Now that we know what city we are going to be living in for the next 3-4 years the next hurdle that we need to overcome is housing. We've been living out of our van sleeping in the homes of friends, relatives, and occassionally people who are practically strangers to us for the last almost 10 weeks. Oh, we also slept for almost 4 weeks on a docked ship in the middle of those 10 weeks and for this past week we've been sleeping in an old schoolhouse that's been renovated to be a nice vacation rental (if you're looking for a nice vacation spot near the Adirondacks check it out!!). It's been an adventure and we've been able to help people at several of our stops but I'm growing weary.

As we've been weighing the rent vs buy question and scouring the internet for homes it has made me think back and thank God for our previous homes.

Our first home was a two bedroom apartment that was part of a 4 apartment house that we rented from TTU for only $150 a month. I think it was originally supposed to be more than that but that is how our lease came to us. It was ridiculous how cheap it was but it was God's provision because that was about what we could afford at the time with both of us still being full time students and newly married. Young and foolish, yes, but God took care of us.

A year later we moved from our first apartment to our first little two bedroom house. We wanted to move to a nicer neighborhood since we were new parents of little Caleb. Our rent doubled at that point but God continued to provide since we were making a bit more more money with both of us working at least part time.

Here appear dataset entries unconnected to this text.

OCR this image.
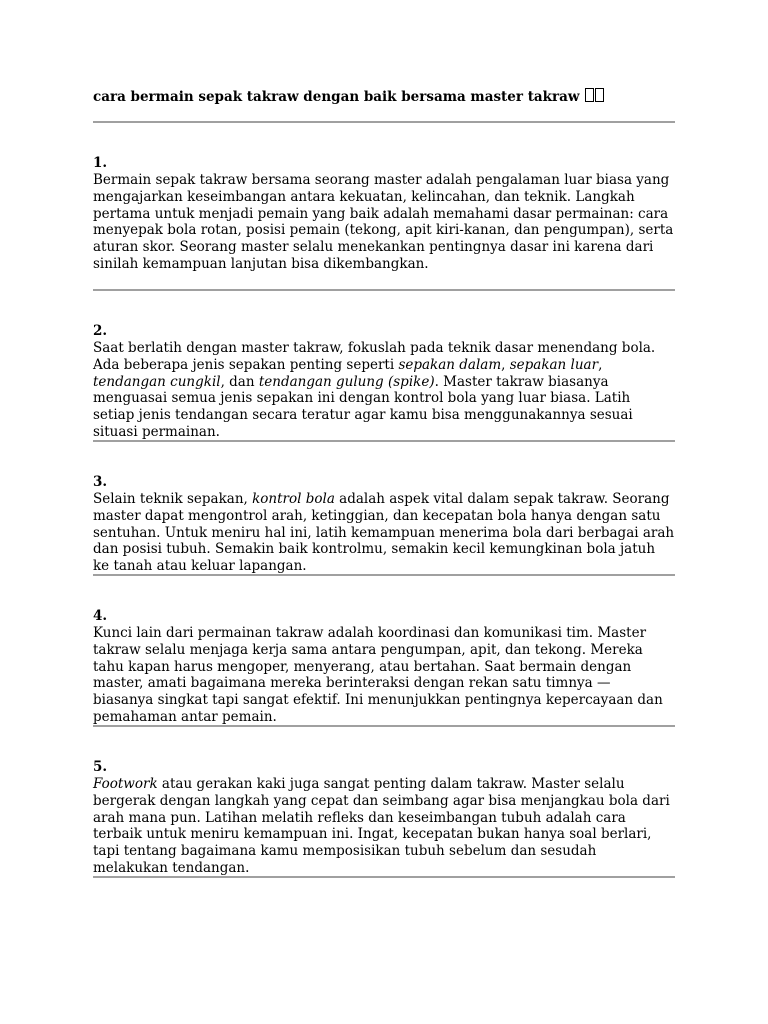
cara bermain sepak takraw dengan baik bersama master takraw

1.

Bermain sepak takraw bersama seorang master adalah pengalaman luar biasa yang mengajarkan keseimbangan antara kekuatan, kelincahan, dan teknik. Langkah pertama untuk menjadi pemain yang baik adalah memahami dasar permainan: cara menyepak bola rotan, posisi pemain (tekong, apit kiri-kanan, dan pengumpan), serta aturan skor. Seorang master selalu menekankan pentingnya dasar ini karena dari sinilah kemampuan lanjutan bisa dikembangkan.

2.

Saat berlatih dengan master takraw, fokuslah pada teknik dasar menendang bola. Ada beberapa jenis sepakan penting seperti sepakan dalam, sepakan luar, tendangan cungkil, dan tendangan gulung (spike). Master takraw biasanya menguasai semua jenis sepakan ini dengan kontrol bola yang luar biasa. Latih setiap jenis tendangan secara teratur agar kamu bisa menggunakannya sesuai situasi permainan.

3.

Selain teknik sepakan, kontrol bola adalah aspek vital dalam sepak takraw. Seorang master dapat mengontrol arah, ketinggian, dan kecepatan bola hanya dengan satu sentuhan. Untuk meniru hal ini, latih kemampuan menerima bola dari berbagai arah dan posisi tubuh. Semakin baik kontrolmu, semakin kecil kemungkinan bola jatuh ke tanah atau keluar lapangan.

4.

Kunci lain dari permainan takraw adalah koordinasi dan komunikasi tim. Master takraw selalu menjaga kerja sama antara pengumpan, apit, dan tekong. Mereka tahu kapan harus mengoper, menyerang, atau bertahan. Saat bermain dengan master, amati bagaimana mereka berinteraksi dengan rekan satu timnya — biasanya singkat tapi sangat efektif. Ini menunjukkan pentingnya kepercayaan dan pemahaman antar pemain.

5.

Footwork atau gerakan kaki juga sangat penting dalam takraw. Master selalu bergerak dengan langkah yang cepat dan seimbang agar bisa menjangkau bola dari arah mana pun. Latihan melatih refleks dan keseimbangan tubuh adalah cara terbaik untuk meniru kemampuan ini. Ingat, kecepatan bukan hanya soal berlari, tapi tentang bagaimana kamu memposisikan tubuh sebelum dan sesudah melakukan tendangan.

Late the next spring we were thinking about moving again just south of the border into Georgia because Glenn was looking at going to the Medical College of Georgia and to go there at the time you needed to be a GA resident. God had other plans though and, after mom's heart attacks and subsequent problems, we went up to New York to be there to help out. It was decided we should move up there so Glenn drove down and, with the help of our Sunday School class, packed up our little house in a day and moved our stuff up. We stored our stuff and moved in with my dad for a while to help him out. (I'm wondering if this was technically the first time we were homeless).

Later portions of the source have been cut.